Mad Dog McPhie

Personal information
- Born: Stewart McPhie 19 October 1971 (age 54) Corby, Northamptonshire, England

Professional wrestling career
- Ring name: Mad Dog McPhie
- Billed height: 6 ft 3 in (1.91 m)
- Billed weight: 269 lb (122 kg)
- Billed from: Corby, Northants
- Trained by: Justin Richards, NWA UK Hammerlock
- Debut: 1993

= Mad Dog McPhie =

British professional wrestler

Mad Dog McPhie (born Stewart McPhie on 19 October 1971) is an English professional wrestler. He has worked on the United Kingdom's independent circuit.

==Professional wrestling career==
McPhie was trained as a professional wrestling at Hammerlock Wrestling in Sittingbourne, Kent under trainers Justin Richards, Alex Shane, Dino Scarlo, and Hammerlock's owner Andre "The Hammer" Baker. McPhie competed against many of Hammerlock's wrestlers like "The Phoenix" Jody Fleisch, Paul Ashe, Solid Gold, and Scott Parker. In addition, he teamed with "The Anarchist" Doug Williams against Gary Steele and Jake "The Snake" Roberts on 25 April 1998.

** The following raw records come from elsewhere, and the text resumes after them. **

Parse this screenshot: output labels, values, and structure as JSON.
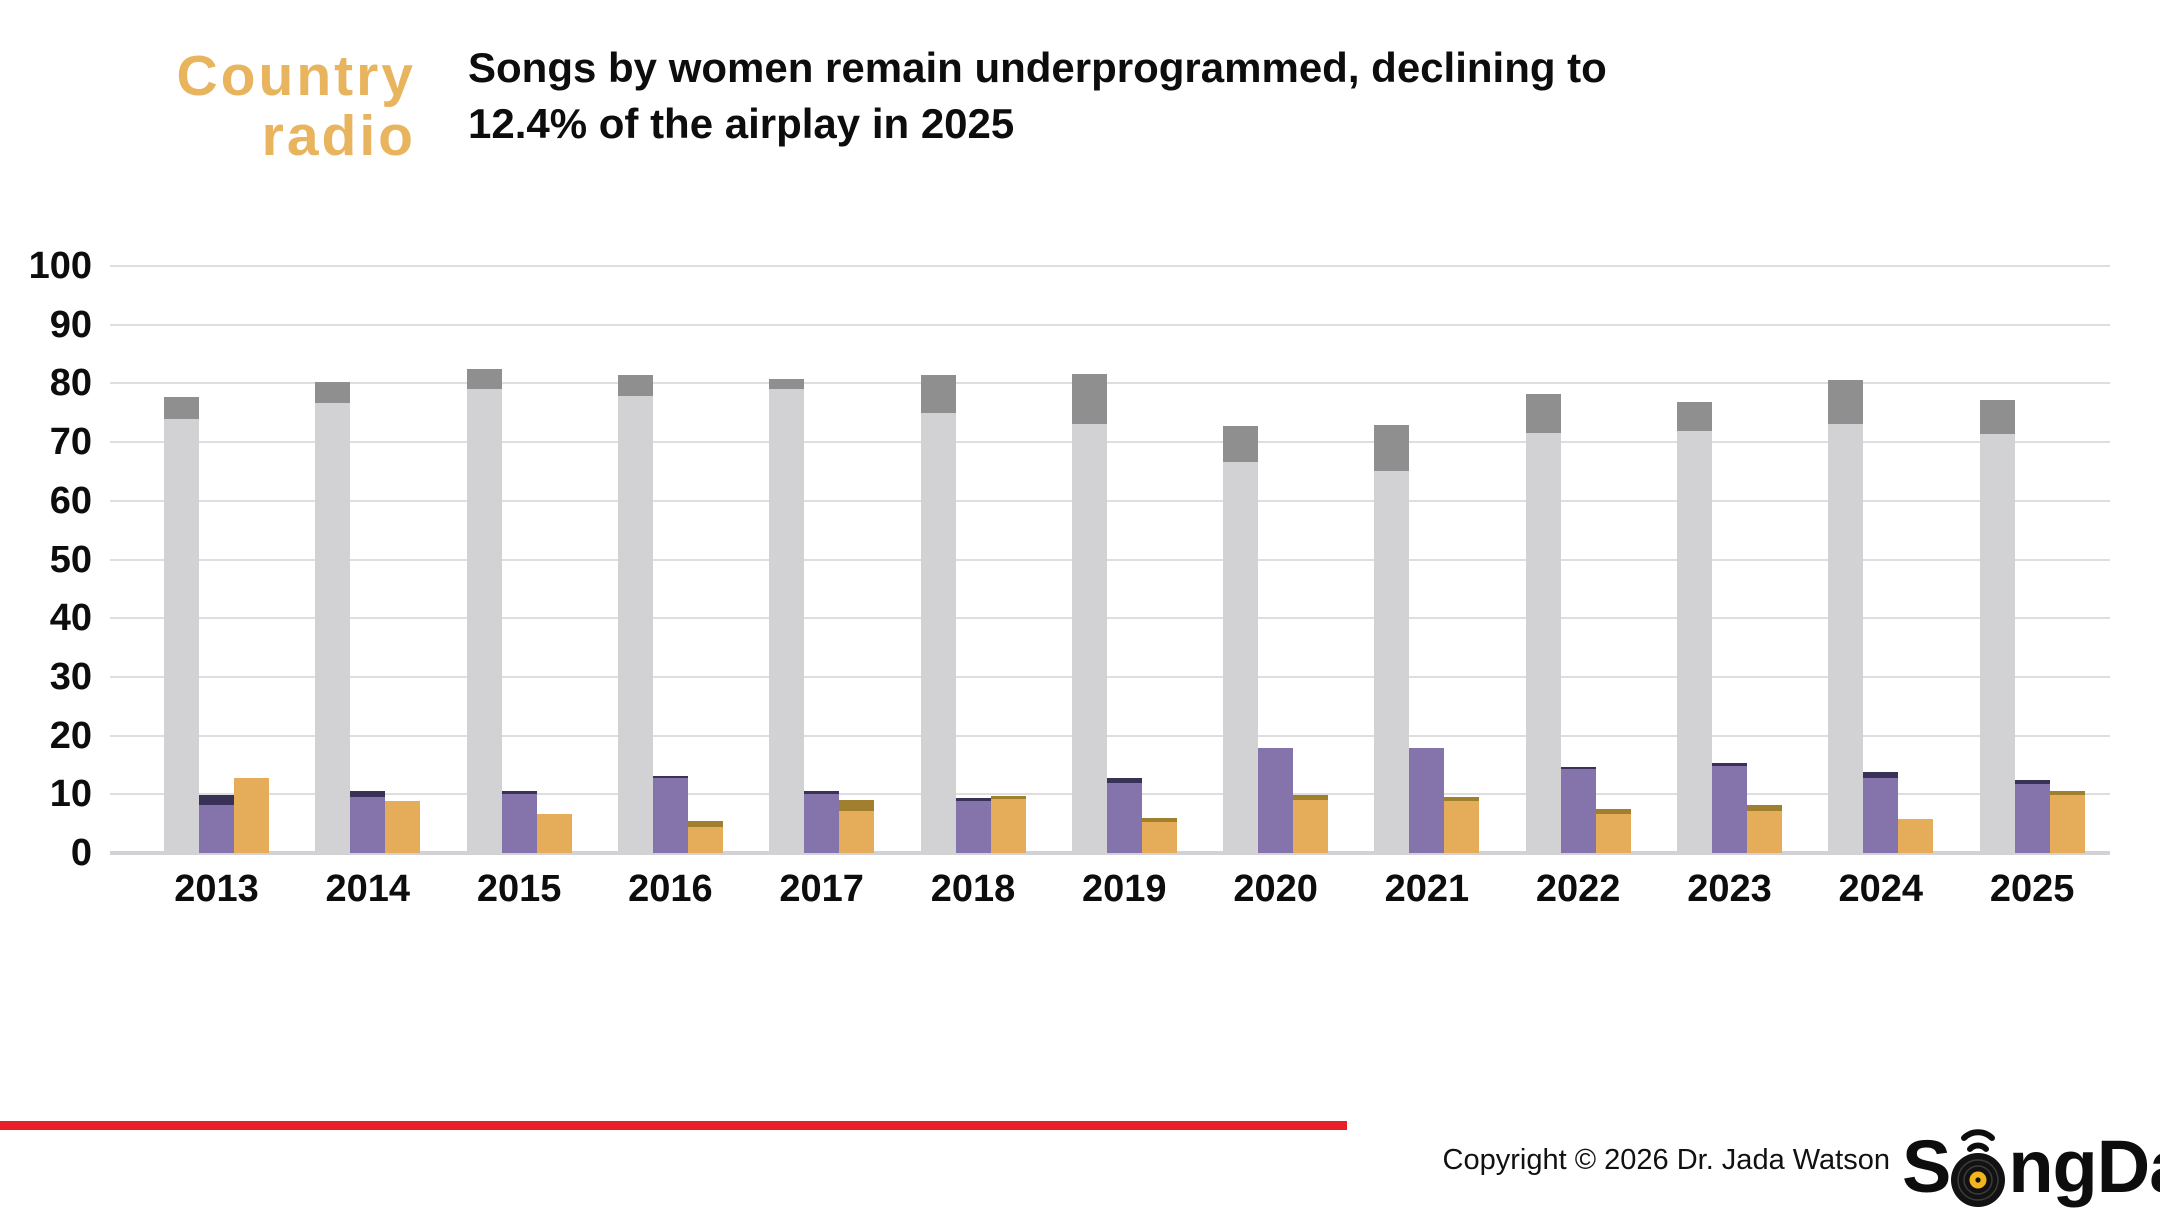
{
  "brand_logo": {
    "line1": "Country",
    "line2": "radio",
    "color": "#e9b45e"
  },
  "header": {
    "title_line1": "Songs by women remain underprogrammed, declining to",
    "title_line2": "12.4% of the airplay in 2025"
  },
  "footer": {
    "copyright": "Copyright © 2026 Dr. Jada Watson",
    "brand_s": "S",
    "brand_rest": "ngData",
    "rule_color": "#e8202a"
  },
  "chart_data": {
    "type": "bar",
    "stacked": true,
    "title": "Songs by women remain underprogrammed, declining to 12.4% of the airplay in 2025",
    "categories": [
      "2013",
      "2014",
      "2015",
      "2016",
      "2017",
      "2018",
      "2019",
      "2020",
      "2021",
      "2022",
      "2023",
      "2024",
      "2025"
    ],
    "series": [
      {
        "name": "gray-base",
        "color": "#d2d2d4",
        "values": [
          74.0,
          76.7,
          79.0,
          77.8,
          79.0,
          74.9,
          73.1,
          66.6,
          65.1,
          71.5,
          71.9,
          73.0,
          71.4
        ]
      },
      {
        "name": "gray-cap",
        "color": "#8f8f8f",
        "values": [
          3.6,
          3.5,
          3.4,
          3.7,
          1.7,
          6.5,
          8.5,
          6.1,
          7.8,
          6.7,
          4.9,
          7.6,
          5.7
        ]
      },
      {
        "name": "purple-base",
        "color": "#8573ac",
        "values": [
          8.2,
          9.6,
          10.0,
          12.8,
          10.0,
          8.8,
          11.9,
          17.9,
          17.9,
          14.3,
          14.8,
          12.8,
          11.7
        ]
      },
      {
        "name": "purple-cap",
        "color": "#3a3157",
        "values": [
          1.6,
          1.0,
          0.6,
          0.4,
          0.6,
          0.5,
          0.8,
          0.0,
          0.0,
          0.3,
          0.5,
          1.0,
          0.7
        ]
      },
      {
        "name": "gold-base",
        "color": "#e5ad59",
        "values": [
          12.8,
          8.9,
          6.7,
          4.5,
          7.2,
          9.2,
          5.2,
          9.1,
          8.8,
          6.7,
          7.2,
          5.8,
          9.9
        ]
      },
      {
        "name": "gold-cap",
        "color": "#a07f2e",
        "values": [
          0.0,
          0.0,
          0.0,
          0.9,
          1.9,
          0.5,
          0.8,
          0.8,
          0.8,
          0.8,
          0.9,
          0.0,
          0.6
        ]
      }
    ],
    "group_totals": {
      "gray": [
        77.6,
        80.2,
        82.4,
        81.5,
        80.7,
        81.4,
        81.6,
        72.7,
        72.9,
        78.2,
        76.8,
        80.6,
        77.1
      ],
      "purple": [
        9.8,
        10.6,
        10.6,
        13.2,
        10.6,
        9.3,
        12.7,
        17.9,
        17.9,
        14.6,
        15.3,
        13.8,
        12.4
      ],
      "gold": [
        12.8,
        8.9,
        6.7,
        5.4,
        9.1,
        9.7,
        6.0,
        9.9,
        9.6,
        7.5,
        8.1,
        5.8,
        10.5
      ]
    },
    "ylim": [
      0,
      100
    ],
    "yticks": [
      0,
      10,
      20,
      30,
      40,
      50,
      60,
      70,
      80,
      90,
      100
    ],
    "grid": true,
    "gridline_color": "#dedede",
    "legend": null,
    "xlabel": "",
    "ylabel": ""
  }
}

After a short time, McPhie moved on to compete in the independent wrestling scene and competed for the National Wrestling Alliance (NWA) in singles matches against the UK Pitbulls. He also worked for the Catch Wrestling Association before settling with the Ultimate Wrestling Alliance (UWA).

McPhie was a regular rival of Phil Powers and was managed by Steve Lynskey while in the UWA. At British Resurrection, McPhie had a match against Phil Powers. He also had matches with Tom Monroe and Kerry Cabrero, as well as a tag team match with partner Jonny Storm against Phil Powers and Paul Sloane. At Pain on Pleasure Beach, McPhie wrestled Phil Blend and Joe Young. At Vengeance is Mine, he faced Leon Murphy and Jodie Fleisch.

He then returned to the independent scene until July 2002 when on a show for Catch Wrestling Association in Germany, McPhie injured his ACL.